Ex-comandante da FAB emite alerta grave sobre a capacidade militar brasileira e defende reestruturação urgente do setor de defesa.

O Brasil está em “luz vermelha” quanto à sua capacidade de defesa. A afirmação é do ex-comandante da Força Aérea Brasileira (FAB), brigadeiro Carlos de Almeida Baptista Júnior. Em entrevista ao Estadão, ele expressou preocupação com a deterioração gradual das Forças Armadas e a falta de preparo para conflitos modernos.

Segundo o brigadeiro, o cenário geopolítico internacional, marcado por tensões e mudanças estratégicas, exige um Brasil mais preparado. Ele citou operações em território venezuelano, ataques ao Irã e os movimentos para uma nova guerra ao narcotráfico na América Latina como exemplos de eventos que demandam uma resposta militar robusta.

Baptista Júnior ressaltou que o grau de dissuasão militar brasileiro está “muito reduzido” e que a capacidade atual está “incompatível com o bem maior que deve proteger: o Brasil”. Essa perda de capacidade, segundo ele, é resultado de décadas de restrições orçamentárias e falhas estruturais na organização das Forças Armadas. A informação foi divulgada pelo Estadão.

Defesa Nacional precisa de reestruturação e mais investimentos, diz ex-comandante

A crítica do ex-comandante da FAB vai além do volume de recursos destinados à defesa. Baptista Júnior defende **mudanças institucionais significativas**, incluindo a criação de um comando conjunto mais forte. O objetivo é coordenar de forma mais eficaz a Marinha, o Exército e a Aeronáutica.

Ele avalia que o modelo atual ainda reflete estruturas anteriores à criação do Ministério da Defesa, em 1999, o que, segundo ele, limita a capacidade de coordenação estratégica. A proposta prevê um Estado-Maior conjunto com **precedência hierárquica**, concentrando o planejamento operacional das Forças Armadas.

Baixa percepção de risco é um obstáculo para a defesa do Brasil

Outro ponto levantado por Baptista Júnior é a **falta de percepção de risco** por parte da classe política e da sociedade brasileira. Ele atribui essa falta de prioridade à relativa estabilidade da América do Sul nas últimas décadas.

“A América do Sul tem sido caracterizada como uma região de paz prolongada”, afirmou. “No Brasil, nosso último conflito armado foi a Guerra da Tríplice Fronteira, ocorrida em meados do século 19. Tal fato desenvolveu em nossa população, inclusive em grande parte de nossos militares, uma baixa percepção de que o País poder ser ameaçado por outra nação ou atores não estatais ou transnacionais”, disse o militar.
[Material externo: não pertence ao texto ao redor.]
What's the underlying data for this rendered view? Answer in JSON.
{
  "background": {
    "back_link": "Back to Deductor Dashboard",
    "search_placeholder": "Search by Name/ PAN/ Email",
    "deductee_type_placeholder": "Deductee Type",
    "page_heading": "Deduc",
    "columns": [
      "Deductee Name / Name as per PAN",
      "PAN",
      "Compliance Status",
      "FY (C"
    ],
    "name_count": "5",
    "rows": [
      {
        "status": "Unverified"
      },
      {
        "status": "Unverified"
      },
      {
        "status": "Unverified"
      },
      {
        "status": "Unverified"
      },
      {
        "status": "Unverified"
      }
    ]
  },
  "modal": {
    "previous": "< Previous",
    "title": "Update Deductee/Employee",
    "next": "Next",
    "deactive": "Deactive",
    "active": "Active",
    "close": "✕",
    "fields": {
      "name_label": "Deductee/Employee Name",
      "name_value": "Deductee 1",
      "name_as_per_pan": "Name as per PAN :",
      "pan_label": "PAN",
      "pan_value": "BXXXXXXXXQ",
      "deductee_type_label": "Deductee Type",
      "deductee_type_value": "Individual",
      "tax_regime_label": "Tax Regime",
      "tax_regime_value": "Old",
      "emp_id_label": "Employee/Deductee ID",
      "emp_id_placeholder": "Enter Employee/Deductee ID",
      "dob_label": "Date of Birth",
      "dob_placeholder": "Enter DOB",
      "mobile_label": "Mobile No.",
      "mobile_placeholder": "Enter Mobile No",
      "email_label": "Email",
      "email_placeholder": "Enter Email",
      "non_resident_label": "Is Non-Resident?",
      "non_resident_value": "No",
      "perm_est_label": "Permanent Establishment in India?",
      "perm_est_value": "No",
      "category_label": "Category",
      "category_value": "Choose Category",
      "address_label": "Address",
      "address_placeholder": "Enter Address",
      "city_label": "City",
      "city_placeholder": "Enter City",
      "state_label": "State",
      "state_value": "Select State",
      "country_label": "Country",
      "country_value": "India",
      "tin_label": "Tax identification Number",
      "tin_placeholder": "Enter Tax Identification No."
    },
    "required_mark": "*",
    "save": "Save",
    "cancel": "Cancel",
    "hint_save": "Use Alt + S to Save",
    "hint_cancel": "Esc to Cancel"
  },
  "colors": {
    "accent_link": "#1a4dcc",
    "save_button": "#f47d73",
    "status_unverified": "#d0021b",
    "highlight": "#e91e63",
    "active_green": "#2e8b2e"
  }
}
Preocupacão com o emprego das Forças Armadas em segurança pública

O brigadeiro também manifestou preocupação com a possibilidade de **ampliar o emprego das Forças Armadas no combate direto ao crime organizado**. Embora defenda o enfrentamento ao narcotráfico, ele avalia que a função principal dos militares deve permanecer voltada à **defesa externa**.

Segundo ele, transformar militares em forças policiais pode gerar riscos institucionais, como corrupção e perda de foco na missão principal. A declaração foi dada em entrevista ao Estadão.

Ex-comandante comenta atuação em investigação sobre tentativa de golpe

Baptista Júnior comentou sua atuação como testemunha no processo que investigou a suposta tentativa de golpe após as eleições de 2022. Ele afirmou que manteve o alto comando da Aeronáutica informado sobre as discussões e reiterou sua posição de **defesa da legalidade**.

O ponto mais preocupante, segundo ele, foi a tentativa de quebrar a unidade entre as três Forças Armadas, algo que classificou como “extremamente grave”. Ele criticou a polarização política e defendeu a busca por alternativas fora do que chamou de disputa entre dois “populismos” que estão “parasitando” a sociedade brasileira.